Sources close to the companies said MCI and Sprint have not yet met face-to-face with Joel Klein, the Justice Department's chief antitrust enforcer, best known for his ongoing battle with Microsoft.

Sources also said MCI and Sprint have not yet discussed potential remedies with the DOJ, though Sprint officials have indicated they would be willing to divest Sprint's Internet backbone network if necessary. MCI WorldCom chief executive Bernie Ebbers, however, has indicated he is unwilling to sell MCI's UUNet Internet unit--one of its fastest growing businesses.

ABN AMRO financial analyst Kevin Roe wrote in a research report that today's flurry of media reports concerning a merger hold up were perhaps a "leak" by the Justice Department used as a negotiating tactic.

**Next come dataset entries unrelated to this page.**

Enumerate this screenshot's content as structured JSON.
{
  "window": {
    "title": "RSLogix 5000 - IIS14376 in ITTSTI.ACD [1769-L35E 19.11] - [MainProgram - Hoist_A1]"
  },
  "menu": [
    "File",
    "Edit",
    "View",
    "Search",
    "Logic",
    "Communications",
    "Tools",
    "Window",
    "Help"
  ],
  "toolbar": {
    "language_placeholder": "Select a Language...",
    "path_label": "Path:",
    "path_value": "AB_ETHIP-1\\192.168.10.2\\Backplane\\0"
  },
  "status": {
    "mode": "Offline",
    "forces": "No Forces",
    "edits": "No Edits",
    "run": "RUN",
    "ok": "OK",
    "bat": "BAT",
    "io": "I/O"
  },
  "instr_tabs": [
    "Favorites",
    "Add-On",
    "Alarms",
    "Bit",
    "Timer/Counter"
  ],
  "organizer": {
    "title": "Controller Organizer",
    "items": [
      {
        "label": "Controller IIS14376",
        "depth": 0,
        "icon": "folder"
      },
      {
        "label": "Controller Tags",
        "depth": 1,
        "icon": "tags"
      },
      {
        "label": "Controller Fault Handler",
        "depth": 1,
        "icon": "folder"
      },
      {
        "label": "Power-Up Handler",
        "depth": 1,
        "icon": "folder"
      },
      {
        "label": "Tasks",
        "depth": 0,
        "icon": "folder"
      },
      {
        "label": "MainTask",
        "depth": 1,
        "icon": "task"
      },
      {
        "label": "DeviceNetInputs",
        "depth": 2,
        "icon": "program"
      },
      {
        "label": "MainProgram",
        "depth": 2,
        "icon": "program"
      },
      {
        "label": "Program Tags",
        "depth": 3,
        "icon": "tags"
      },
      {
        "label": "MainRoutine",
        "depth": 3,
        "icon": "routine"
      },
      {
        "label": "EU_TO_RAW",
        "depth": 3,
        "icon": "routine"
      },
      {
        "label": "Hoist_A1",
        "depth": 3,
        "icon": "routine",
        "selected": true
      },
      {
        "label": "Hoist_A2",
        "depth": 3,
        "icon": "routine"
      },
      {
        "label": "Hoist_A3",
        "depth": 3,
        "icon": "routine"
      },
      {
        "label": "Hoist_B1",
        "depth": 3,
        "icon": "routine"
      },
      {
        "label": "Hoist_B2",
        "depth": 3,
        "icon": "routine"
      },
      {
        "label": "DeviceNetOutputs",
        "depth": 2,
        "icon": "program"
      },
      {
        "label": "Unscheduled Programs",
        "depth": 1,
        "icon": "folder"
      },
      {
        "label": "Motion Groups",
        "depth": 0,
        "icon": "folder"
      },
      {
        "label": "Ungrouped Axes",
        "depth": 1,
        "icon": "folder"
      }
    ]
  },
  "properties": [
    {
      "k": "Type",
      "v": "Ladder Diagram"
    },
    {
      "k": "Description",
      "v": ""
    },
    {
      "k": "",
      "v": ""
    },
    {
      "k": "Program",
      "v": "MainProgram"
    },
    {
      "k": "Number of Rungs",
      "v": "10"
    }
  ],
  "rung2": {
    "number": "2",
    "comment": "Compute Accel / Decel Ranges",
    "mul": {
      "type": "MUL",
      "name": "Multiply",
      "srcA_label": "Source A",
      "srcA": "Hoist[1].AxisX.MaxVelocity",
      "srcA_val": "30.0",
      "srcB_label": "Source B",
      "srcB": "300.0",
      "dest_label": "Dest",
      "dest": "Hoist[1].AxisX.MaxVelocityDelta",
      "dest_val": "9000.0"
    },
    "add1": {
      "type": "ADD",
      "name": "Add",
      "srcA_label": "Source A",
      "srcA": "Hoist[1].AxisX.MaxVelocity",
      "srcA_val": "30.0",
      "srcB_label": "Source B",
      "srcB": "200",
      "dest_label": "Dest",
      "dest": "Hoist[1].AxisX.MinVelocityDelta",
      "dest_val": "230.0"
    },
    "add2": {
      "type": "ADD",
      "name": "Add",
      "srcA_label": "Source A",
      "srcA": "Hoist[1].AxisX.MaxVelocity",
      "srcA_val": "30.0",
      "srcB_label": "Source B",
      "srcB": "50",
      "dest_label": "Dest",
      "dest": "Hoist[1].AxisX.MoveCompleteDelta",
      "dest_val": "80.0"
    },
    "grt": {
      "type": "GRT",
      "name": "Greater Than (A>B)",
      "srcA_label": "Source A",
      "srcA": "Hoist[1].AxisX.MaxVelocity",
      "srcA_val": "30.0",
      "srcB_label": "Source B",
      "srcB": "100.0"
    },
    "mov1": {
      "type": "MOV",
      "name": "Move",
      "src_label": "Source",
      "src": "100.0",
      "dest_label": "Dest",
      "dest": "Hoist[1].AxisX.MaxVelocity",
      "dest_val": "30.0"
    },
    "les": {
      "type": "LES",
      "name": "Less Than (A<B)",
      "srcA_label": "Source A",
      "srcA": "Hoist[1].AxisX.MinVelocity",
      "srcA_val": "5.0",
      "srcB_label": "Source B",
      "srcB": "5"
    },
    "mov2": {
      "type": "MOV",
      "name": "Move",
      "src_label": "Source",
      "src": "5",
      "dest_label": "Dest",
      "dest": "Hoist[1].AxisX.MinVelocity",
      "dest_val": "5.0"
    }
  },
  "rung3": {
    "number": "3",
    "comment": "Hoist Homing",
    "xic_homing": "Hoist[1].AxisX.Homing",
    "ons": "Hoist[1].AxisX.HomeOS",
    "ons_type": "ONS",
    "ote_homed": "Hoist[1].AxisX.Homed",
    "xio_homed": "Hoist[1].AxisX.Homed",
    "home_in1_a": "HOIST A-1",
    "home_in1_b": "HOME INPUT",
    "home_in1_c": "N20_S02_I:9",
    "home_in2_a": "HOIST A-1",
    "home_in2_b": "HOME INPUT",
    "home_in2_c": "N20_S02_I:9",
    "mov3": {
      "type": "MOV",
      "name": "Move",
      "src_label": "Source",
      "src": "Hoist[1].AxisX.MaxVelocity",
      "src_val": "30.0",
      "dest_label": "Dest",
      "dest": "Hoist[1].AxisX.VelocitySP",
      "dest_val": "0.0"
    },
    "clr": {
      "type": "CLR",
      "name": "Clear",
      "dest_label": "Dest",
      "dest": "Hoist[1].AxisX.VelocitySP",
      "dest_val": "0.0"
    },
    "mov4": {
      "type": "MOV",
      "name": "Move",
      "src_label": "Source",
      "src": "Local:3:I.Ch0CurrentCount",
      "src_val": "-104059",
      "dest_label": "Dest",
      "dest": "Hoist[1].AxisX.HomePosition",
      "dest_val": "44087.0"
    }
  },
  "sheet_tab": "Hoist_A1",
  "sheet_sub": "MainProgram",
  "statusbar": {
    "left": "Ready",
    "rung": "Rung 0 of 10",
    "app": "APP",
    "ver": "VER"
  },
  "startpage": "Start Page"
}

"Outright rejection of the merger is the most extreme of positions, and there are many intermediate possibilities likely that would include approval of the merger," Roe said. "We continue to believe that (the MCI-Sprint) merger will receive ultimate approval, after concessions, in the fourth quarter."

If the deal is nixed by the DOJ, however, Roe expects MCI to try and acquire VoiceStream, a large U.S. wireless service provider, to fill a longtime void in MCI's telecommunications strategy.